Introduction
Anemia is a global health problem; an estimated 300-million children worldwide had anemia in 2011.1 Iron deficiency anemia (IDA) is the most common cause of anemia in childhood. Thus, the WHO has recommended an international anemia control guideline: all children and women living in settings where the prevalence of anemia exceeds 20% should receive supplemental iron.2 In Thailand, this recommendation has been adopted by the Department of Health, Ministry of Public Health (MOPH) and incorporated into our routine childcare. It is fully subsidized by the Thai government through the National Health Security Office (NHSO). The MOPH recommends a universal iron supplement in Thai infants over 6 months old for IDA prevention when these babies come for routine vaccination. Iron supplementation continues until 24 months of age, with 12.5 mg of elemental iron weekly.3This age group has been selected as infants over 6 months who have a high prevalence of IDA, which can impair physical, behavioral, and cognitive functions and result in persistent neurocognitive defects, despite later iron therapy.4 However, local practitioners, in particular pediatricians, are concerned about this policy since there is a high prevalence of thalassemia and hemoglobin disorders in Thailand (P. Surapolchai et al., manuscript in preparation). It is widely accepted thalassemia disease could significantly increase the risk of iron overload (IOL), leading to iron toxicity in later life.5-6
Thalassemia (thal) is characterized by inherited mutations of α and β globin genes causing decreased globin synthesis. At least 5.2% of the world population carries one allele of globin gene variants (carrier or trait).7 For α-thal, there are two types based on molecular defects: α0-thal caused by deletions of two linked α-globin genes in cis (–/αα) and α+-thal caused by deletions of one α-globin gene (-α/αα) or nucleotide mutations (αTα/αα or αα/ααT). Coinheritance of two affected alleles (in autosomal recessive mode) leads to chronic hemolytic anemia and ineffective erythropoiesis known as thalassemia disease (thal disease).8 Hemoglobinopathy, on the other hand, is mainly caused by mutations of coding sequences, leads to qualitative defects.

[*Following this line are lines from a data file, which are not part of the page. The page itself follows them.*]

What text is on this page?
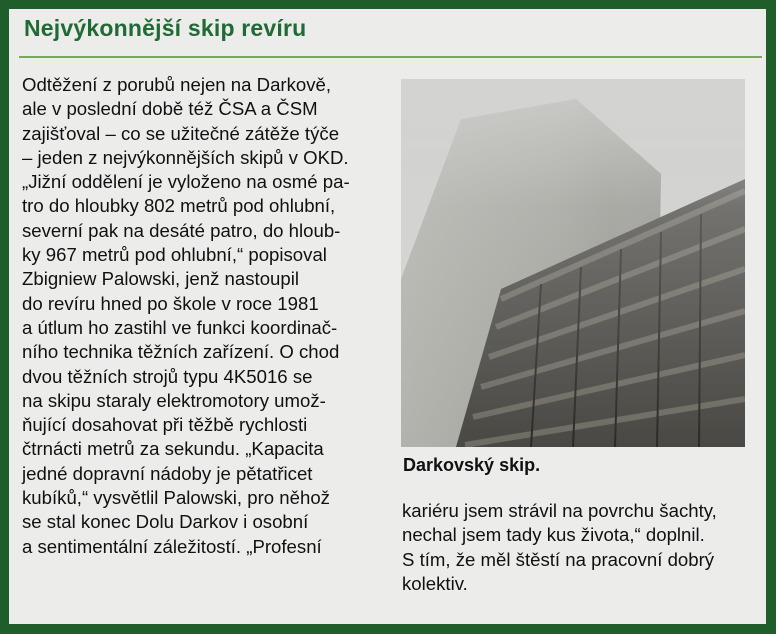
Nejvýkonnější skip revíru
Odtěžení z porubů nejen na Darkově,
ale v poslední době též ČSA a ČSM
zajišťoval – co se užitečné zátěže týče
– jeden z nejvýkonnějších skipů v OKD.
„Jižní oddělení je vyloženo na osmé pa-
tro do hloubky 802 metrů pod ohlubní,
severní pak na desáté patro, do hloub-
ky 967 metrů pod ohlubní,“ popisoval
Zbigniew Palowski, jenž nastoupil
do revíru hned po škole v roce 1981
a útlum ho zastihl ve funkci koordinač-
ního technika těžních zařízení. O chod
dvou těžních strojů typu 4K5016 se
na skipu staraly elektromotory umož-
ňující dosahovat při těžbě rychlosti
čtrnácti metrů za sekundu. „Kapacita
jedné dopravní nádoby je pětatřicet
kubíků,“ vysvětlil Palowski, pro něhož
se stal konec Dolu Darkov i osobní
a sentimentální záležitostí. „Profesní
Darkovský skip.
kariéru jsem strávil na povrchu šachty,
nechal jsem tady kus života,“ doplnil.
S tím, že měl štěstí na pracovní dobrý
kolektiv.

Several hemoglobinopathies are innocuous and do not lead to any clinical consequences.9 However, some mutations such as hemoglobin E (Hb E) at codon 26 of the β-globin genes (GAG >AAG) also have quantitative effects and interaction of Hb E with β-thal mutations leads to Hb E/β-thalassemia (Hb E/β-thal) syndrome with heterogeneous clinical severity. In Thailand, 30 to 40 percent of Thais possess thal carriers including α-thal, β-thal and Hb E. Due to the high prevalence of all genotypes, it is not uncommon to find individuals with combined α and β-globin abnormalities.10-13 Collectively, these thal traits, either simple or in combination, are asymptomatic and do not require specific treatment; they are then classified as thalassemia minor (thal minor). In addition, individuals with homozygous Hb E (Hb E/E), although carry two defective β-globin genes, they are benign with milder forms of anemia without hepatosplenomegaly or blood transfusion required.14
Several previous studies have extensively examined iron status in thal patients15-18, but little is known about thal minor in comparison to normal populations19, particularly in infants. Iron overload is one of the most common complications in thal patients due to blood transfusions and increased iron absorption5-6. Intestinal iron intake in thal has been shown to be enhanced due to hepcidin suppression by the upregulation of erythropoietic markers, such as GDF-11, GDF-15, and Erfe, in response to chronic anemia and erythropoietin drive.20-22 Hepcidin generally controls iron intake through duodenal enterocytes by limiting the expression of ferroportin: an intestinal iron gateway into our circulation. Recent studies have consistently shown hepcidin suppression in thal patients.23,24 More recently, a study from Sri Lanka has demonstrated β-thal carriers had mildly suppressed hepcidin concentrations out of proportion to their iron stores. It has been suggested that widespread distribution of iron supplementation could possibly increase the risk of harmful iron overload in β-thal carriers.25 In Thailand, there has been no data on the iron status and hepcidin levels in the young Thai population with our common thal traits; α-thal and Hb E and homozygous HbE, especially infants who would receive supplementation through our national program.
Our main objective in this study was to determine the iron status in infants aged 6 to 12 months at our Well Baby Clinic and identify the prevalence of iron deficiency (ID) and IDA among those with or without thal. In addition, we evaluated the clinical and laboratory characteristics of each group to identify which factors, including hepcidin levels, would significantly influence iron status. Our work aimed to illustrate whether infants with thal are at similar or lower risk of ID or IDA compared to the general population at this age and supply evidence regarding safe universal iron supplementation for Thai infants in the future.